A transformer is a device used to take the alternating current in a circuit and transmit it to another circuit to produce electricity with a different potential difference and current.
About Transformers
- Transformers use a coil of wire in one circuit (primary coil) wrapped around a soft iron core and second coil of wire in another circuit (secondary coil). When an alternating current passes through the primary coil this creates a changing magnetic field which induces an alternating potential difference across the secondary coil. If that secondary coil is connected in a circuit it will produce an alternating current.
- There are two types of transformer you should know:
- Step Up Transformer - A transformer which increase the potential difference.
- Step Down Transformer - A transformer which decrease the potential difference.

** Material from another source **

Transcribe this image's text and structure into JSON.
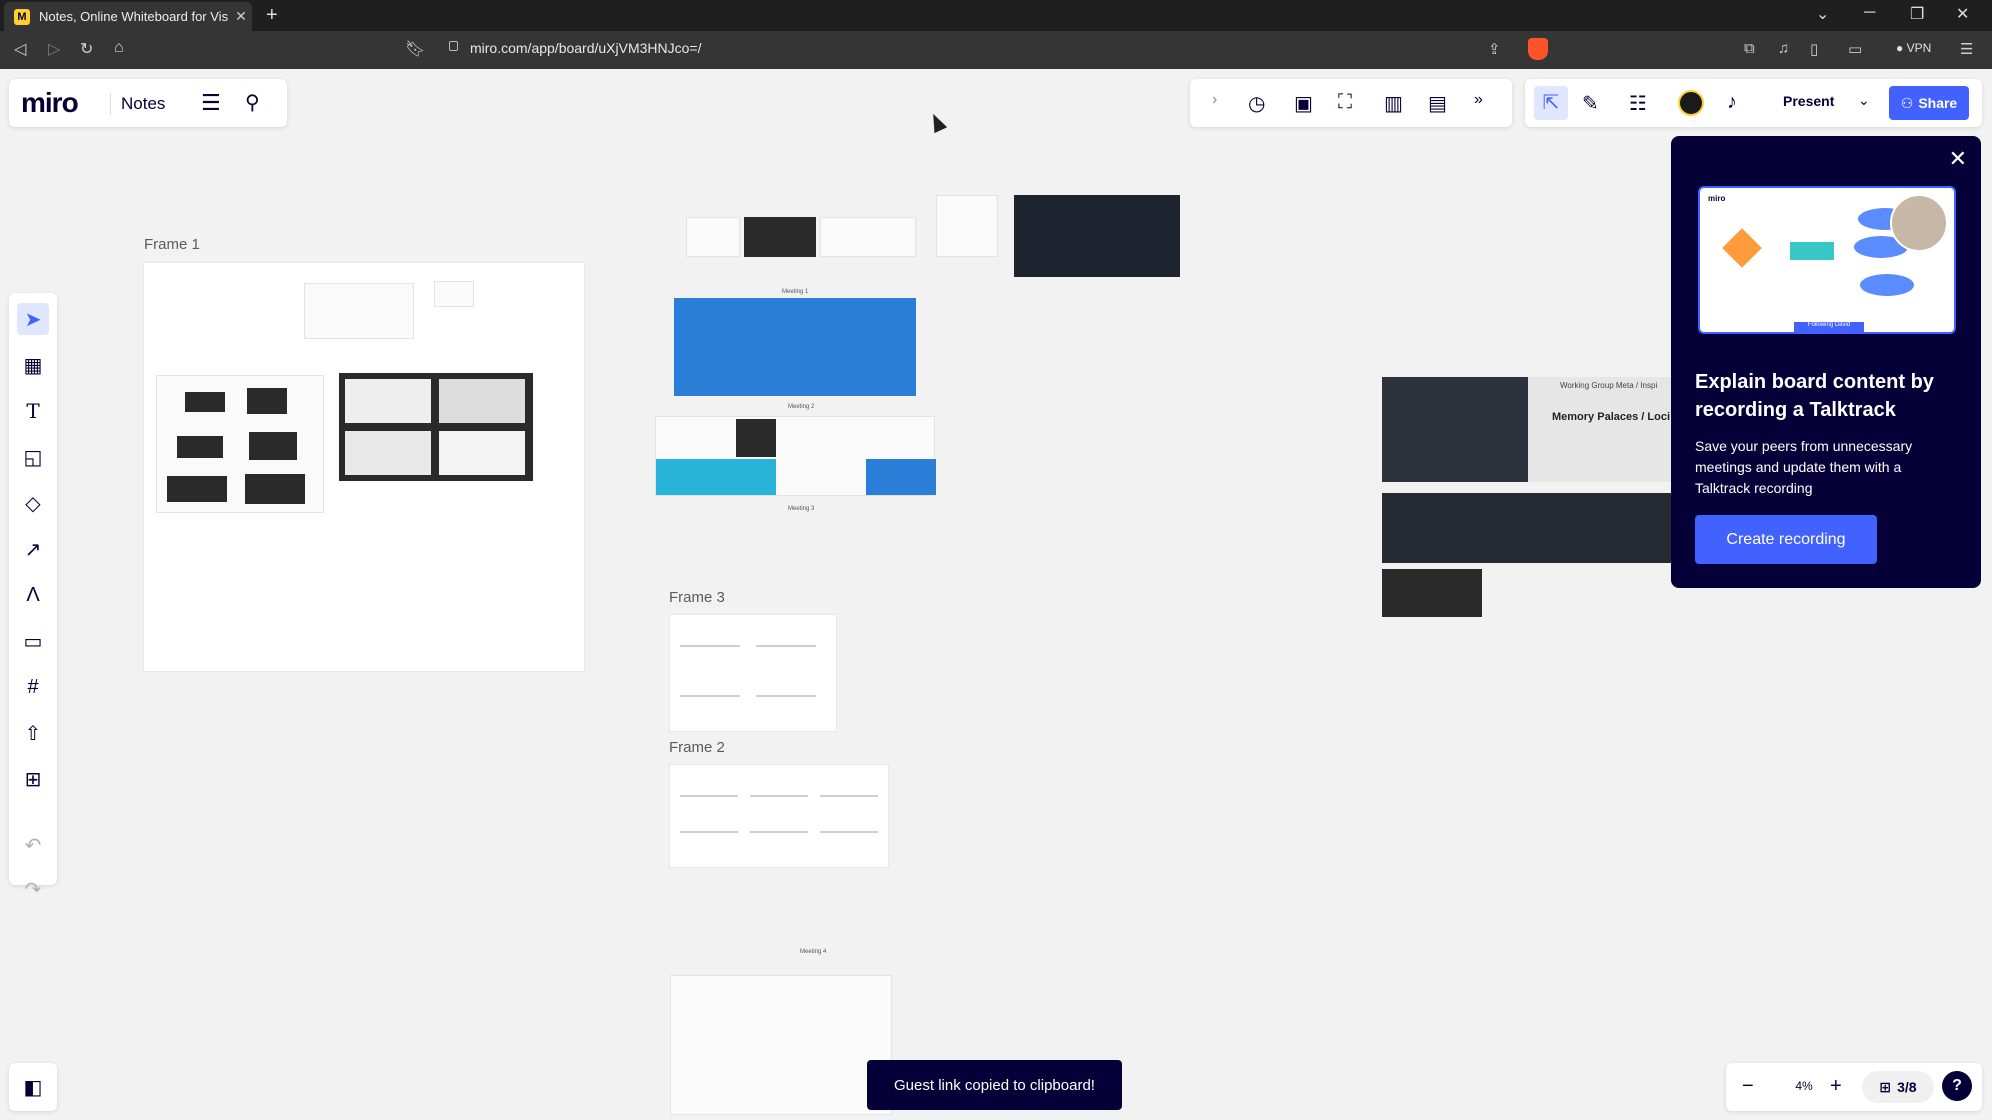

- Step up transformers are used in the National Grid to increase the potential difference and decrease the current for long distance transmission.
 |
| This diagram of a transformer shows that an alternating current in the primary coil induces an alternating potential difference in the secondary coil. |
Equation
NB: You must be able to use this equation, but you do not need to remember it.
(Primary Potential Difference)/(Secondary Potential Difference)=(Primary Coils)/(Secondary Coils)
\(\frac{V_p}{V_s} = \frac{n_p}{n_s}\)
\(V_p\) = The potential difference across the primary coil.
\(V_s\) = The potential difference across the secondary coil.
\(n_p\) = The number of loops on the primary coil.
\(n_s\) = The number of loops on the secondary coil.
Example Calculations
 |
 |
| Calculate the potential difference across the secondary coil. | Calculate the potential difference across the secondary coil. |
| 1. State the known quantities in SI Units.
\(V_p\) = 3V \(n_p\) = 4 coils \(n_s\) = 8 coils |
1. State the known quantities in SI Units.
\(V_p\) = 9V \(n_p\) = 6 coils \(n_s\) = 8 coils |
| 2. Substitute the numbers and evaluate.
\(\frac{V_p}{V_s} = \frac{n_p}{n_s}\) \(\frac{3}{V_s} = \frac{4}{8}\) \(\frac{3}{V_s} = 0.5\) |
2. Substitute the numbers and evaluate.
\(\frac{V_p}{V_s} = \frac{n_p}{n_s}\) \(\frac{9}{V_s} = \frac{6}{8}\) \(\frac{9}{V_s} = 0.75\) |
| 3. Rearrange the equation and solve.
\(0.5 \times V_s = 3\) \(V_s = 6V\) |
3. Rearrange the equation and solve.
\(0.75 \times V_s = 9\) \(V_s = 12V\) |